You could add a param to clean_goat_scores to control whether it shows bad records. We could even make it an optional param.

  • def clean_goat_scores(raw_goat_scores, show_bad_records):
  •     ...
  •     for raw_record in raw_goat_scores:
  •         # Is the record OK?
  •         if is_record_ok(raw_record):
  •             ...
  •         else:
  •             if show_bad_records:
  •                 # Show the record that has an issue.
  •                 print('Bad record:' + str(raw_record['Goat']))
  •         ...

If you want to see the bad record goat names...

  • cleaned_goat_scores = clean_goat_scores(raw_goat_scores, True)

If you don't want to see them...

  • cleaned_goat_scores = clean_goat_scores(raw_goat_scores, False)

Make it optional

We can do one better, so if you call the function in the usual way...

  • cleaned_goat_scores = clean_goat_scores(raw_goat_scores)

... you don't see the messages. But you can put the param in if you want to see the messages.

  • cleaned_goat_scores = clean_goat_scores(raw_goat_scores, True)

Python supports optional parameters. If the caller leaves a param out, you can tell the function what value to give it.

Here's the final code, with docstring. If it's called without the second param...

  • cleaned_goat_scores = clean_goat_scores(raw_goat_scores)

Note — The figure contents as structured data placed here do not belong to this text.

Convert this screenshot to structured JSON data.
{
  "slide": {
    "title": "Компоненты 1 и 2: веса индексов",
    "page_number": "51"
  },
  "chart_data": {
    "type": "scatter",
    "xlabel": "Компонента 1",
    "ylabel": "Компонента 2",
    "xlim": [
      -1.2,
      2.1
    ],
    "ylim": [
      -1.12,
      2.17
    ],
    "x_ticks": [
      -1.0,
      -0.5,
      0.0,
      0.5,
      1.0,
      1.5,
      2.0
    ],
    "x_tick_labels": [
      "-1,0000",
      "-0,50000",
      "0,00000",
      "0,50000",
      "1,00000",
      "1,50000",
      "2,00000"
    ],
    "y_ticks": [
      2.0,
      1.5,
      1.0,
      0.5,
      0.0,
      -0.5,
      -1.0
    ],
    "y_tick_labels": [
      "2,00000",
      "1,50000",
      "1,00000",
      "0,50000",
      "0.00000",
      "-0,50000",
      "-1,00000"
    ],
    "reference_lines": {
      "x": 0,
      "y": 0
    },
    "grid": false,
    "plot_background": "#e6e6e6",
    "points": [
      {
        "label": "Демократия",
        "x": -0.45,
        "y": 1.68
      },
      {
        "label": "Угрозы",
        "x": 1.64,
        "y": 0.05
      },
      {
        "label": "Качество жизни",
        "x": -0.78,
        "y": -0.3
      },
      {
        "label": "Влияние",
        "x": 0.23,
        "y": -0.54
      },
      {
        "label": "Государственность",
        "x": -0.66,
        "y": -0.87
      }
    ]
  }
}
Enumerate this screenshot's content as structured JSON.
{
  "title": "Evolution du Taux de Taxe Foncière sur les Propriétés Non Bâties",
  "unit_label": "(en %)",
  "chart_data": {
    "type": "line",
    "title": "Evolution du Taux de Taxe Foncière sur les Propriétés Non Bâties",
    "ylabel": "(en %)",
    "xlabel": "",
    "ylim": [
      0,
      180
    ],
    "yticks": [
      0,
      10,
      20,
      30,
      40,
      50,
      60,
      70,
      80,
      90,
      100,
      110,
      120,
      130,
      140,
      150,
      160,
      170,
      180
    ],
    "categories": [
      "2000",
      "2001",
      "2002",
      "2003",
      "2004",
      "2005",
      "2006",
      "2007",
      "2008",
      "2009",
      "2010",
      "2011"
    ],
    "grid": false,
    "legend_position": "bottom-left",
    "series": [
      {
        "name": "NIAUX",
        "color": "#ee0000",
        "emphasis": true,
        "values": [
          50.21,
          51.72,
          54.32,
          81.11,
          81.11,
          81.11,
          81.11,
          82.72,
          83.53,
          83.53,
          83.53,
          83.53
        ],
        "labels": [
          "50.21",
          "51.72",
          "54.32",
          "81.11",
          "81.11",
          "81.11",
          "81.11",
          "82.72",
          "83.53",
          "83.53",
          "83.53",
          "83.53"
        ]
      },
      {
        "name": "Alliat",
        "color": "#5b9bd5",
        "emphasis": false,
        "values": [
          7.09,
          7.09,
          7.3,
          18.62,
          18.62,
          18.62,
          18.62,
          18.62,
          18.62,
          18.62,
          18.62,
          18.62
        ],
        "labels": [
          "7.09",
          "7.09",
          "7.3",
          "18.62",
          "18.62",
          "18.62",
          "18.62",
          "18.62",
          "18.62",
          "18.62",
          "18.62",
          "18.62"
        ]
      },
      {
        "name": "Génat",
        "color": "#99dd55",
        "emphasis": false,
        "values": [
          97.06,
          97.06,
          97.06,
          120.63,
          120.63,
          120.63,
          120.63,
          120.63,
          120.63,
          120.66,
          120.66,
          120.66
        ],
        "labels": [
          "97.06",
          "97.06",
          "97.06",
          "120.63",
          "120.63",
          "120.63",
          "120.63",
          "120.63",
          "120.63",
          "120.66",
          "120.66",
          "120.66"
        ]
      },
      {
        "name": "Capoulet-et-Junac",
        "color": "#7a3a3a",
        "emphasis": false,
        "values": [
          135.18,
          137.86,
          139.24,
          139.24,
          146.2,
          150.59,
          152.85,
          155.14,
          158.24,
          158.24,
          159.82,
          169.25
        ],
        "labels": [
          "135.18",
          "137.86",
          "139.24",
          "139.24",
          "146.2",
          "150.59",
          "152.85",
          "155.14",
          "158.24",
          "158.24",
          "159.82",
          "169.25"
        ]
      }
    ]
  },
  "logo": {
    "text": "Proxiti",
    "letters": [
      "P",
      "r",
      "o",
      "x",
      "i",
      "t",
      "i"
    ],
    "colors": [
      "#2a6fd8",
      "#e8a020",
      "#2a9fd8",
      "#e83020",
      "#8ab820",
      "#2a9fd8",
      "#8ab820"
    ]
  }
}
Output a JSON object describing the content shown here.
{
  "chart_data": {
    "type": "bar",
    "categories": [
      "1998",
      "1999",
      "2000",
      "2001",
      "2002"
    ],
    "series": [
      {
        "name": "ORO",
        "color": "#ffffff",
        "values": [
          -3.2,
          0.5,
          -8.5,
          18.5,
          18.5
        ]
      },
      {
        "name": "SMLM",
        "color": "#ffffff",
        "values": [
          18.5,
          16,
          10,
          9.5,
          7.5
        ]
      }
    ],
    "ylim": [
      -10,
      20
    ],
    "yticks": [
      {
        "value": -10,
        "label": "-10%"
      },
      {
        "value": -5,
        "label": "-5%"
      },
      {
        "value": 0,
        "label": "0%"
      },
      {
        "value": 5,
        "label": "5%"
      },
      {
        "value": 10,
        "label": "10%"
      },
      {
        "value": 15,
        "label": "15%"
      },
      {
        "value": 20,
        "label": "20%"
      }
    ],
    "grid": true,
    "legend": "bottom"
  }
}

... you won't get the error report.

  • def clean_goat_scores(raw_goat_scores, show_bad_records = False):
  •     '''
  •     Clean score data. Optionally display the names of goats in invalid records.
  •  
  •     Parameters
  •     ----------
  •     raw_goat_scores : Data set (list of dictionaries)
  •         Data set with possible errors, and wrong types.
  •     show_bad_records : boolean, optional
  •         Identify bad records? The default is False.
  •  
  •     Returns
  •     -------
  •     clean_scores : Data set (list of dictionaries)
  •         Valid records only.
  •  
  •     '''
  •     # Create a new list for the clean records.
  •     cleaned_goat_scores = []
  •     # Loop over raw records.
  •     for raw_record in raw_goat_scores:
  •         # Is the record OK?
  •         if is_record_ok(raw_record):
  •             # Yes, make a new record with the right data types.
  •             clean_record = {
  •                 'Goat': raw_record['Goat'],
  •                 'Before': float(raw_record['Before']),
  •                 'After': float(raw_record['After'])
  •             }
  •             # Add the new record to the clean list.
  •             cleaned_goat_scores.append(clean_record)
  •         else:
  •             if show_bad_records:
  •                 # Show the record that has an issue.
  •                 print('Bad record:' + str(raw_record['Goat']))
  •  
  •     # Send the list back.
  •     return cleaned_goat_scores
Adela
Adela

Hey, that's cool!

Summary

  • Data errors are hard to see sometimes.
  • You can add a param to a cleaning function to show bad records.
  • You can make the param optional.